Part 3: Optional extra-credit questions

  1. Question: What’s your favorite XPath function that hasn’t been used anywhere in this test? Give an example of how you could use it to explore or process Hamlet and explain how it works in your example. The example doesn’t have to be genuinely useful, but it does have to work and your explanation has to be accurate.

  2. Question: The XPath expression

    //l[@xml:id="sha-ham101014"]

    selects a line in the play that reads:

     I think I hear them. Stand, ho! Who is
        there? Enter HORATIO and MARCELLUS.
    ]]>

    If we run the expression:

    //l[@xml:id="sha-ham101014"]/string()

    it returns the string value of the <l> element, that is, all of the text inside it, at any level, without the markup. But if we run:

    //l[@xml:id="sha-ham101014"]/text()

    it returns the spoken text, but without the textual content of the <stage> child element. Why do these two XPath expressions return different results and what is each of them doing? (Hint: text() is not a function, even though it looks like one.
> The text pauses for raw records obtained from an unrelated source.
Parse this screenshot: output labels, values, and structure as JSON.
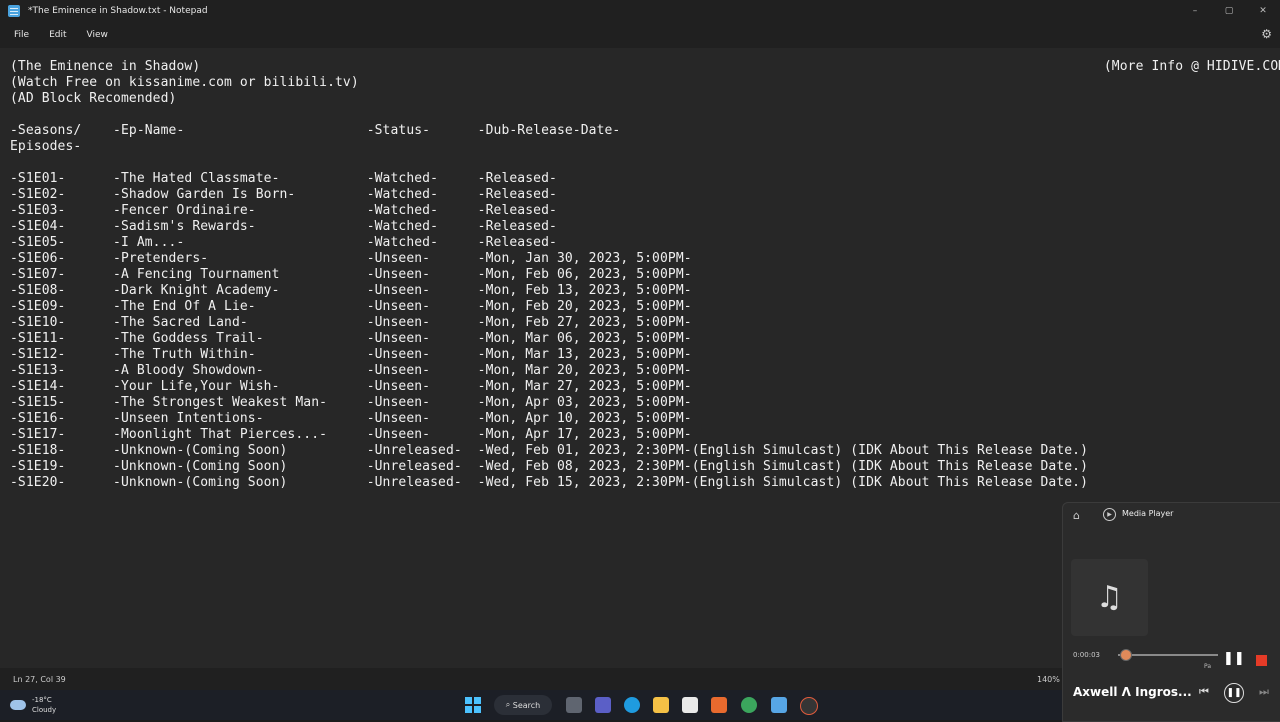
{
  "window": {
    "title": "*The Eminence in Shadow.txt - Notepad",
    "controls": {
      "minimize": "–",
      "maximize": "▢",
      "close": "✕"
    }
  },
  "menu": {
    "file": "File",
    "edit": "Edit",
    "view": "View"
  },
  "document": {
    "lines": [
      "(The Eminence in Shadow)                                                                                                                  (More Info @ HIDIVE.COM)",
      "(Watch Free on kissanime.com or bilibili.tv)",
      "(AD Block Recomended)",
      "",
      "-Seasons/    -Ep-Name-                       -Status-      -Dub-Release-Date-",
      "Episodes-",
      "",
      "-S1E01-      -The Hated Classmate-           -Watched-     -Released-",
      "-S1E02-      -Shadow Garden Is Born-         -Watched-     -Released-",
      "-S1E03-      -Fencer Ordinaire-              -Watched-     -Released-",
      "-S1E04-      -Sadism's Rewards-              -Watched-     -Released-",
      "-S1E05-      -I Am...-                       -Watched-     -Released-",
      "-S1E06-      -Pretenders-                    -Unseen-      -Mon, Jan 30, 2023, 5:00PM-",
      "-S1E07-      -A Fencing Tournament           -Unseen-      -Mon, Feb 06, 2023, 5:00PM-",
      "-S1E08-      -Dark Knight Academy-           -Unseen-      -Mon, Feb 13, 2023, 5:00PM-",
      "-S1E09-      -The End Of A Lie-              -Unseen-      -Mon, Feb 20, 2023, 5:00PM-",
      "-S1E10-      -The Sacred Land-               -Unseen-      -Mon, Feb 27, 2023, 5:00PM-",
      "-S1E11-      -The Goddess Trail-             -Unseen-      -Mon, Mar 06, 2023, 5:00PM-",
      "-S1E12-      -The Truth Within-              -Unseen-      -Mon, Mar 13, 2023, 5:00PM-",
      "-S1E13-      -A Bloody Showdown-             -Unseen-      -Mon, Mar 20, 2023, 5:00PM-",
      "-S1E14-      -Your Life,Your Wish-           -Unseen-      -Mon, Mar 27, 2023, 5:00PM-",
      "-S1E15-      -The Strongest Weakest Man-     -Unseen-      -Mon, Apr 03, 2023, 5:00PM-",
      "-S1E16-      -Unseen Intentions-             -Unseen-      -Mon, Apr 10, 2023, 5:00PM-",
      "-S1E17-      -Moonlight That Pierces...-     -Unseen-      -Mon, Apr 17, 2023, 5:00PM-",
      "-S1E18-      -Unknown-(Coming Soon)          -Unreleased-  -Wed, Feb 01, 2023, 2:30PM-(English Simulcast) (IDK About This Release Date.)",
      "-S1E19-      -Unknown-(Coming Soon)          -Unreleased-  -Wed, Feb 08, 2023, 2:30PM-(English Simulcast) (IDK About This Release Date.)",
      "-S1E20-      -Unknown-(Coming Soon)          -Unreleased-  -Wed, Feb 15, 2023, 2:30PM-(English Simulcast) (IDK About This Release Date.)"
    ]
  },
  "status": {
    "position": "Ln 27, Col 39",
    "zoom": "140%"
  },
  "taskbar": {
    "temperature": "-18°C",
    "weather": "Cloudy",
    "search": "Search"
  },
  "media_player": {
    "app_name": "Media Player",
    "elapsed": "0:00:03",
    "song": "Axwell Λ Ingros...",
    "tooltip": "Pa",
    "accent": "#e53b27"
  }
}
See the discussion of KindTest in Kay, pp. 697–98.)

    Answer: The XPath expression text() matches text nodes, so the second expression above finds the line in question and selects all of its text-node children. The words of the stage direction are in a text node that is a child of <stage>, so that text node is not a child of the line, which means that the expression doesn’t select it.

    The first expression above applies the string() function to the line, and that string() returns the string value of the element, which is a concatenation of all of its text-node descendants (not just children). That is, it effectively throws away any internal markup and selects all of the text anywhere inside. That means that it includes the content of the stage direction.
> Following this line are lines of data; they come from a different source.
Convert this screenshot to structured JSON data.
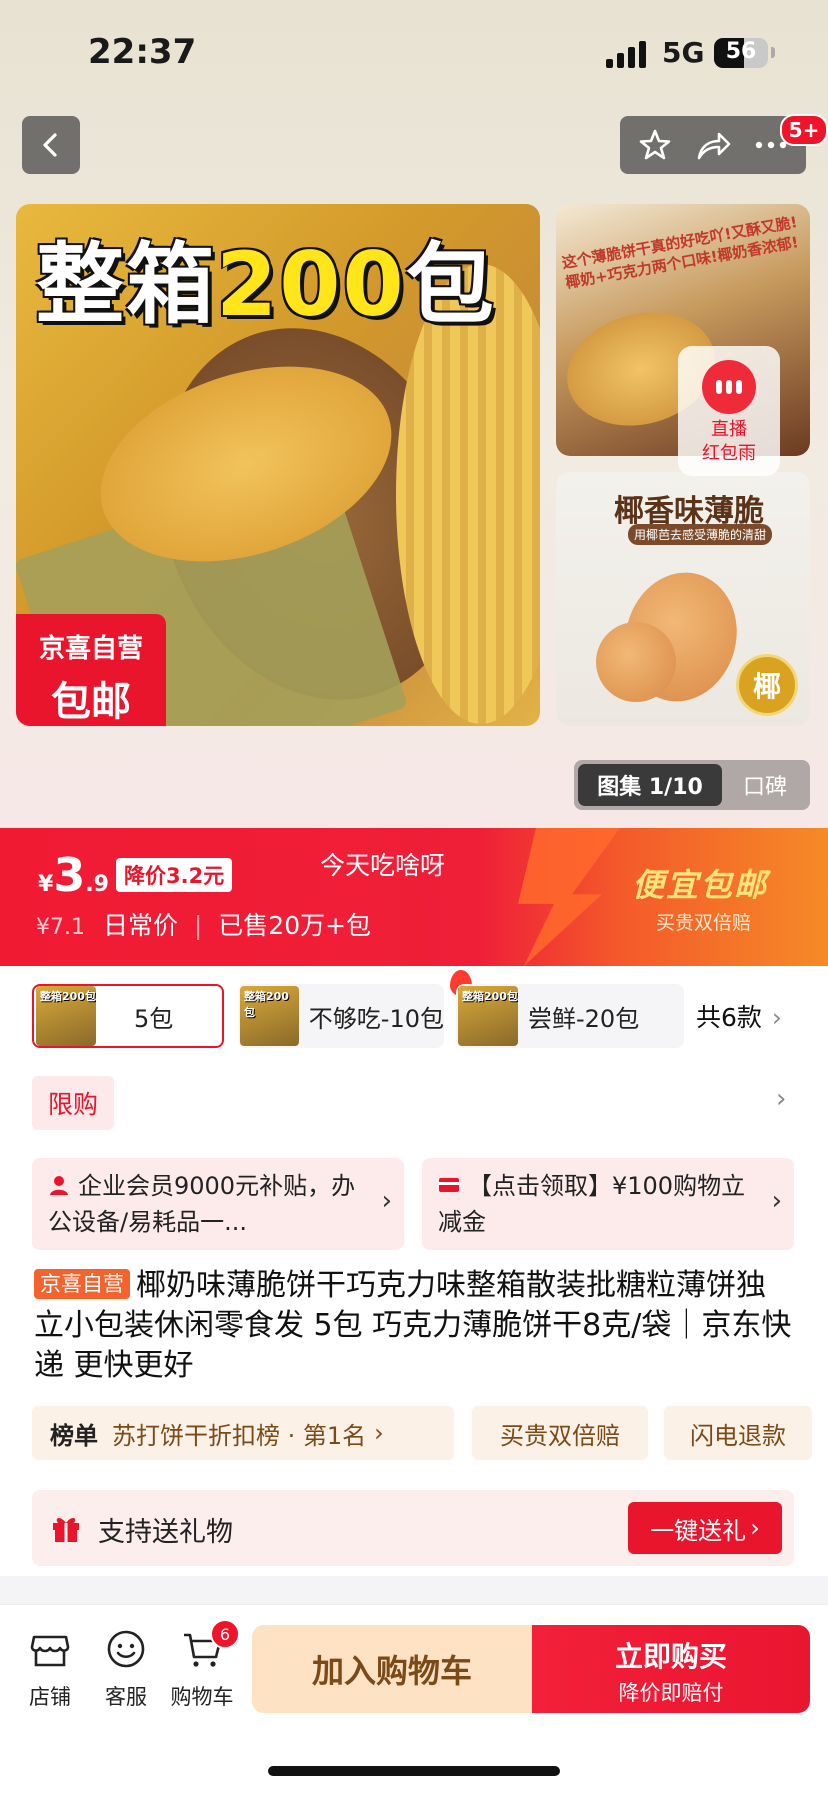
{
  "status": {
    "time": "22:37",
    "network": "5G",
    "battery": "56",
    "battery_level": 0.56
  },
  "header": {
    "back_icon": "chevron-left-icon",
    "actions": [
      "star-icon",
      "share-icon",
      "more-icon"
    ],
    "message_badge": "5+"
  },
  "gallery_images": {
    "main": {
      "headline_pre": "整箱",
      "headline_num": "200",
      "headline_post": "包",
      "corner_line1": "京喜自营",
      "corner_line2": "包邮"
    },
    "side1": {
      "caption": "这个薄脆饼干真的好吃吖!又酥又脆!椰奶+巧克力两个口味!椰奶香浓郁!"
    },
    "side2": {
      "title": "椰香味薄脆",
      "subtitle": "用椰芭去感受薄脆的清甜",
      "seal": "椰"
    },
    "live": {
      "line1": "直播",
      "line2": "红包雨"
    },
    "counter": "图集 1/10",
    "reviews_tab": "口碑"
  },
  "price_banner": {
    "currency": "¥",
    "price_int": "3",
    "price_dec": ".9",
    "drop_tag": "降价3.2元",
    "note": "今天吃啥呀",
    "original_price": "¥7.1",
    "original_label": "日常价",
    "sold": "已售20万+包",
    "shipping_title": "便宜包邮",
    "shipping_sub": "买贵双倍赔"
  },
  "variants": {
    "items": [
      {
        "label": "5包",
        "thumb_text": "整箱200包",
        "selected": true
      },
      {
        "label": "不够吃-10包",
        "thumb_text": "整箱200包",
        "selected": false
      },
      {
        "label": "尝鲜-20包",
        "thumb_text": "整箱200包",
        "selected": false
      }
    ],
    "count": "共6款"
  },
  "limit_label": "限购",
  "promos": [
    {
      "text": "企业会员9000元补贴，办公设备/易耗品一...",
      "icon": "person-icon"
    },
    {
      "text": "【点击领取】¥100购物立减金",
      "icon": "card-icon"
    }
  ],
  "product": {
    "tag": "京喜自营",
    "title": "椰奶味薄脆饼干巧克力味整箱散装批糖粒薄饼独立小包装休闲零食发 5包 巧克力薄脆饼干8克/袋｜京东快递 更快更好"
  },
  "chips": {
    "rank_label": "榜单",
    "rank_text": "苏打饼干折扣榜 · 第1名",
    "guarantee1": "买贵双倍赔",
    "guarantee2": "闪电退款"
  },
  "gift": {
    "label": "支持送礼物",
    "button": "一键送礼"
  },
  "bottom_bar": {
    "store": "店铺",
    "service": "客服",
    "cart": "购物车",
    "cart_badge": "6",
    "add_to_cart": "加入购物车",
    "buy_now": "立即购买",
    "buy_now_sub": "降价即赔付"
  },
  "colors": {
    "brand_red": "#e8152d",
    "orange": "#f58a27",
    "gold": "#ffe27a"
  }
}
  3. We can measure the length of a metrical line (<l> element) in the play in terms of character count or word count, but to measure the length of the spoken line we have to exclude any embedded stage directions from what we’re counting. For the line in extra-credit question #2, above:

    • Question: What XPath expression will return the length of the spoken line in character count, excluding the embedded stage direction?
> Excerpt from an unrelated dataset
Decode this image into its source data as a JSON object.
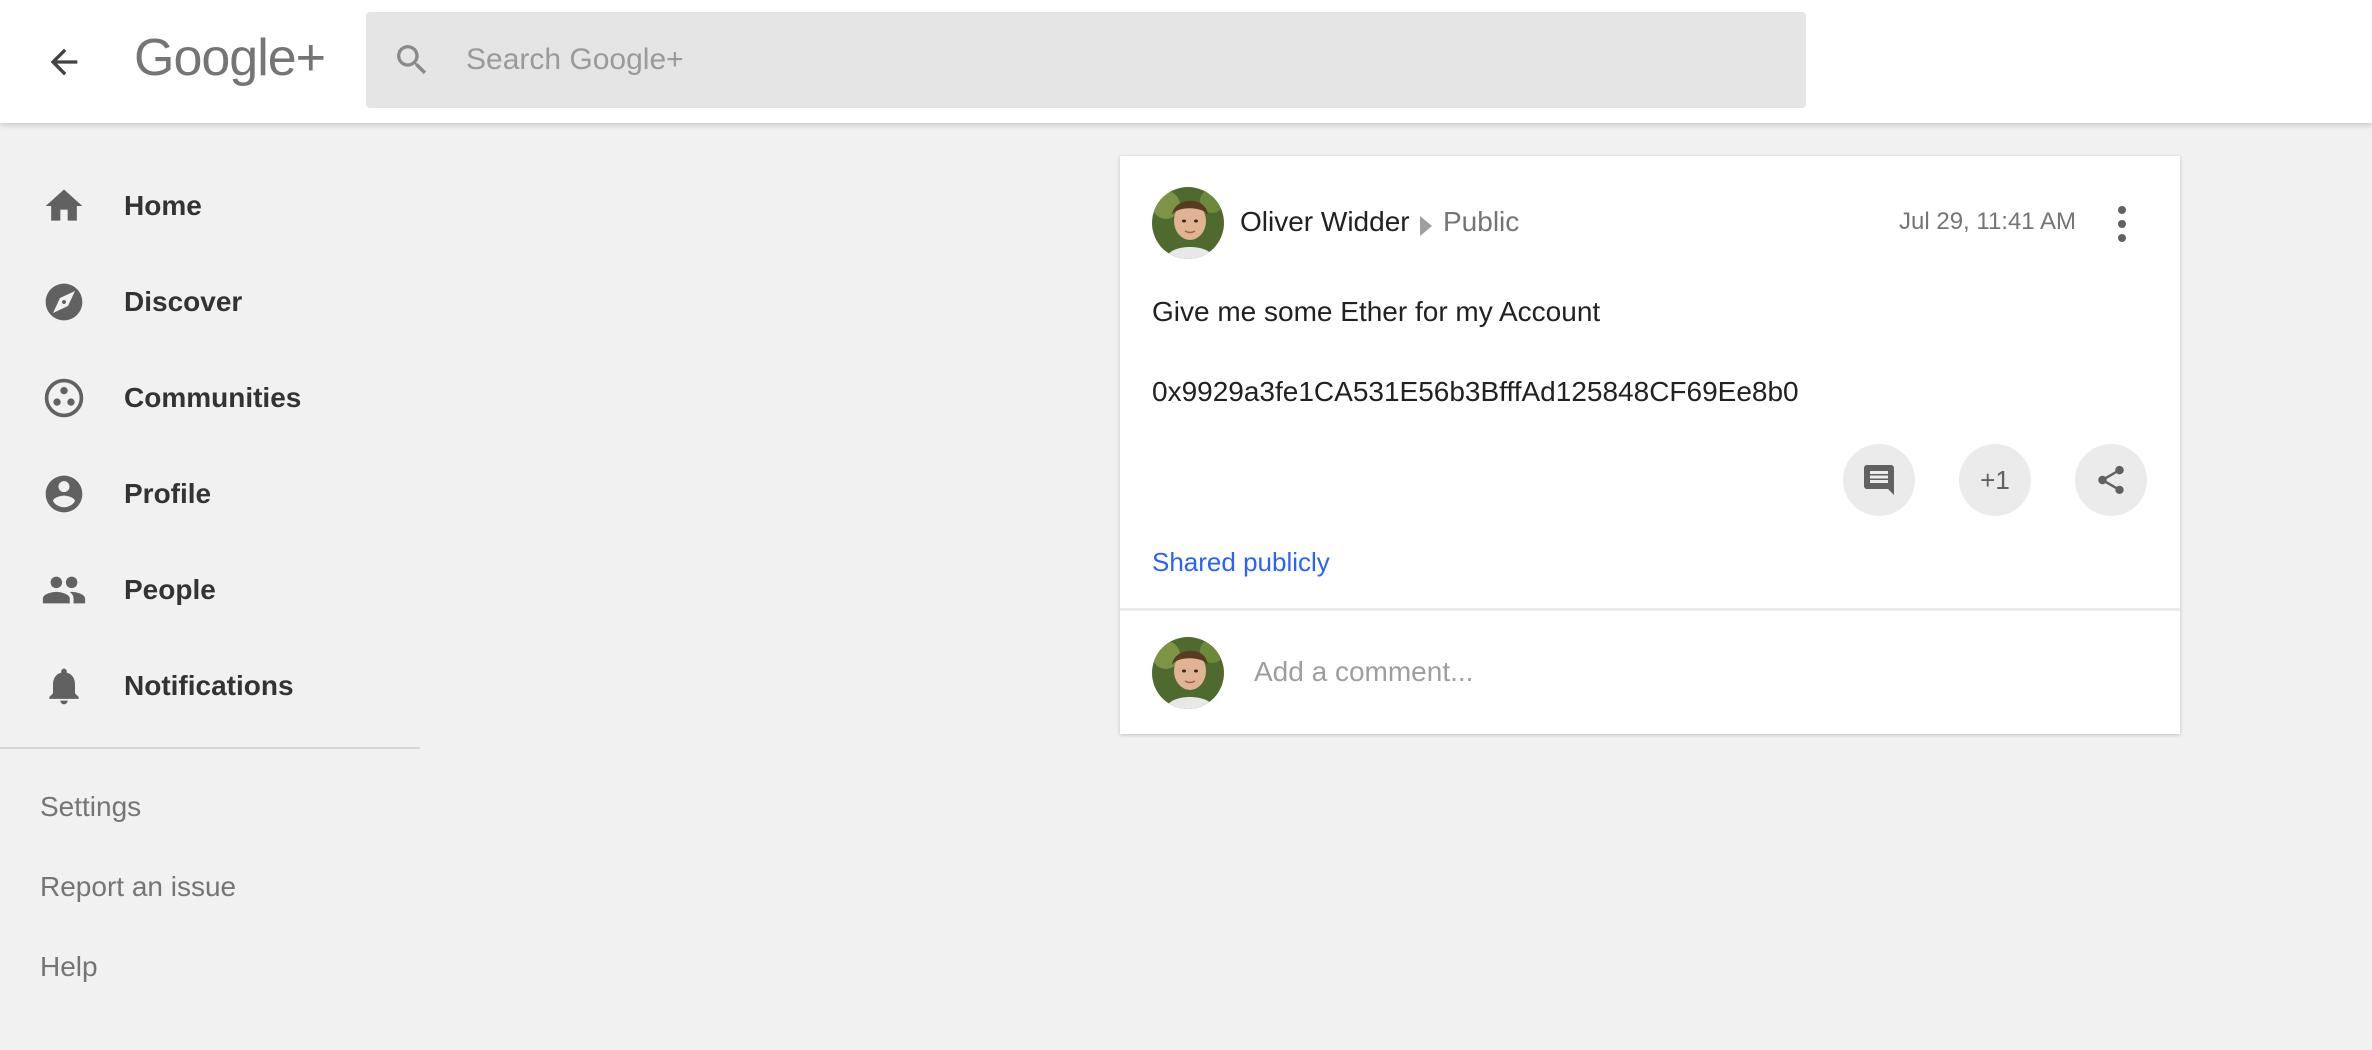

      //l[@xml:id="sha-ham101014"]/text()
      => string-join()
      => string-length()

      The line contains two text nodes because there’s a whitespace-only text node between the </stage> and </l> end-tags. The string-length() function takes only a single argument, so we can’t apply it to the two text nodes all at once, so we merge them into one string before measuring the length. We can’t use concat() to merge them because even though they’re two text nodes, they’re part of one sequence, and therefore constitute one function argument, and concat() is defined as requiring at least two arguments. For that reason we concatenate them using the one-argument version of string-join(), without a separator. That returns a single string, and we measure its character count with string-length().

      As an alternative we could measure the length of each text node and then add them up:

      //l[@xml:id="sha-ham101014"]/text()
      ! string-length()
      => sum()
    • Question: When we’re measuring length as character count, we don’t want to count all of the whitespace characters introduced by pretty-printing. What XPath expression will return the length of the spoken line above in character count after removing extraneous whitespace, so that each word is separated from neighboring words by only a single space character and there are no extra leading or trailing whitespace characters?

      Answer:

      //l[@xml:id="sha-ham101014"]/text()
      => string-join()
      => normalize-space()
      => string-length()

      After we concatenate the text nodes we use the normalize-space() function to strip leading and trailing whitespace and convert all internal whitespace sequences to single space characters.

    • Question: What XPath expression will return the length of the spoken line in word count, excluding the embedded stage direction?

      //l[@xml:id="sha-ham101014"]/text()
      => string-join()
      => tokenize()
      => count()

      The one-argument version of tokenize() splits a string into tokens (that is, words) on sequences of whitespace.